In der Reichshauptstadt Berlin, wo die bürgerliche Familie Haffner lebte, dürften die Kriegsjahre von einem Jungen im Alter von sieben bis elf Jahren nicht grundsätzlich anders erlebt worden sein als im rheinischen Köln. Sie waren »unwirklich wie ein Spiel. Es gab keine Fliegerangriffe und keine Bomben. Verwundete gab es, aber nur von fern, mit malerischen Verbänden.«[7]

An der »Heimatfront« machte sich zu Beginn des Jahres 1915 aber auch bereits die Umstellung auf die Kriegswirtschaft in einer spürbaren Verknappung von Nahrungsmitteln bemerkbar. Lebensmittelkarten begannen den Alltag zu bestimmen, vor den Geschäften bildeten sich lange Schlangen, und die Qualität der ohnehin knappen Waren nahm spürbar ab. Es kam sogar zu Hungerrevolten in den großen Städten. Und einen Höhepunkt erreichte die Versorgungskrise im sogenannten Steckrübenwinter der Jahreswende von 1916 auf 1917, als Rüben für einige Zeit nahezu die gesamte Lebensmittelpalette ersetzen mussten. Die Welt der Jungen konnte diese harte Realität jedoch nur bedingt beeinträchtigen. Sebastian Haffner schreibt: »Was es an wirklichen Härten und fühlbaren Unannehmlichkeiten gab, zählte wenig. Schlechtes Essen – nun ja. Später auch zu wenig Essen, klappernde Holzsohlen an den Schuhen, gewendete Anzüge, Knochen- und Kirschkernsammlungen in der Schule, und, seltsamerweise, häufiges Kranksein. Aber ich muß gestehen, daß mir das alles keinen tiefen Eindruck machte.«

Sebastian Haffner erlebte den Krieg in seiner Kindheit also durchaus nicht als jene »Urkatastrophe des 20. Jahrhunderts«[8], als den ihn der US-amerikanische Diplomat und Historiker George Frost Kennan auf eine ebenso griffige wie häufig zitierte Formel gebracht hat, sondern viel eher als ein »großes, aufregend-begeisterndes Spiel der Nationen, das tiefere Unterhaltung und lustvollere Emotionen beschert als irgendetwas, was der Frieden zu bieten hat«.[9] So wendete der junge Haffner die Regeln des Spiels, in dem Erfolge nach Punkten gemessen werden, auf die Meldungen vom Kriegsgeschehen an: »Ich war ein eifriger Leser der Heeresberichte, die ich nach einer Art ›umrechnete‹, nach wiederum sehr geheimnisvollen, irrationalen Regeln, in denen beispielsweise zehn gefangene Russen einen gefangenen Franzosen oder Engländer wert waren, oder 50 Flugzeuge einen Panzerkreuzer.«[10]

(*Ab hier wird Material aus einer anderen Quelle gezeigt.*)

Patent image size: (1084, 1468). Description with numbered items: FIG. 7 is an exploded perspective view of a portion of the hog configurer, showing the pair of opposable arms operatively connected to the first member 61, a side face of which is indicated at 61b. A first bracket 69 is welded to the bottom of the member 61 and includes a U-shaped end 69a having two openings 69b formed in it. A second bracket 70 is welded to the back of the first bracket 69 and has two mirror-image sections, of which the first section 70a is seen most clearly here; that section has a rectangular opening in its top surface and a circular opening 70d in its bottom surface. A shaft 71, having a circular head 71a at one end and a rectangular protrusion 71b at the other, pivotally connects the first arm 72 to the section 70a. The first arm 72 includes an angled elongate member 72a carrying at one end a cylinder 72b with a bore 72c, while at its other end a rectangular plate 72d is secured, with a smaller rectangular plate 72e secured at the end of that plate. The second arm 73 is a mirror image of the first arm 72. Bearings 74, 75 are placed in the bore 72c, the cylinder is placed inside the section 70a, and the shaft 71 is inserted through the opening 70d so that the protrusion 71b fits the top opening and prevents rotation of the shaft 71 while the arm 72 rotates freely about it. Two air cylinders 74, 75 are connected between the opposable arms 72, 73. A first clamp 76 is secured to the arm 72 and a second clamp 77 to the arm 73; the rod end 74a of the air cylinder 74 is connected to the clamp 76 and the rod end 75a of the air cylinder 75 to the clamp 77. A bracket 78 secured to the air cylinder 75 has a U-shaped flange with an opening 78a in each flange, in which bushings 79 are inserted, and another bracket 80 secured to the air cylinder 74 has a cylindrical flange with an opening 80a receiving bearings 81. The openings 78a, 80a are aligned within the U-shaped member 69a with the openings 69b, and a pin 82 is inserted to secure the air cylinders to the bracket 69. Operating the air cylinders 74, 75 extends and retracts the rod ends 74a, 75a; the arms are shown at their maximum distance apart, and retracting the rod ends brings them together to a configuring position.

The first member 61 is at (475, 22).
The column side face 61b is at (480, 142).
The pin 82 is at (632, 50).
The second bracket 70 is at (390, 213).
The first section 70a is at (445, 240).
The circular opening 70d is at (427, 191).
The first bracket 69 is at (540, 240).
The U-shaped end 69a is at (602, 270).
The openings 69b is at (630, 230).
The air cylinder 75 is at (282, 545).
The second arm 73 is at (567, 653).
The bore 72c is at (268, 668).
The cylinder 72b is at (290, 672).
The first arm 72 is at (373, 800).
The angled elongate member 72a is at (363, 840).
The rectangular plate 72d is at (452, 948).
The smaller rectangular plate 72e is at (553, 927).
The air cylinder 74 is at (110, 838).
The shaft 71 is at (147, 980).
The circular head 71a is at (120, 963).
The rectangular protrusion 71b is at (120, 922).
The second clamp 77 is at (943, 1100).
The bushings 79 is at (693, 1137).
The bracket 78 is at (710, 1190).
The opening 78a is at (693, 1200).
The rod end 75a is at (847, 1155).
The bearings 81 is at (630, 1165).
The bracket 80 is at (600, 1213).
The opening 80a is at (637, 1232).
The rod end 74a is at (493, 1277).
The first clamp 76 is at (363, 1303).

Haffner erinnert sich auch, dass der Abbruch der Ferien »das Ärgste« gewesen sei, das ihm »der ganze Krieg persönlich antat«.[11] Und spätestens hier enden die möglichen Parallelen in der Verarbeitung des Kriegsgeschehens der beiden Jungen. Denn anders als für Haffner bleibt der Erste Weltkrieg für Witsch kein abstrakt-fernes Geschehen, sondern zeitigt unmittelbare Folgen für die Familie. Wir wissen, dass Witschs Vater bereits kurz nach Ausbruch des Krieges eingezogen wurde. Von Köln aus gelangte er nach Nord-Frankreich bis in die Nähe von Soissons in der Picardie.[12] Von dort kehrte er nicht mehr zurück. »Mein Vater war schon 1915 in Frankreich gefallen«, notierte Witsch 1934 in seinem Lebenslauf knapp die familiäre Katastrophe, »und das väterliche Geschäft ging, bis dahin recht und schlecht von meiner Mutter weitergeführt, in Konkurs«.[13]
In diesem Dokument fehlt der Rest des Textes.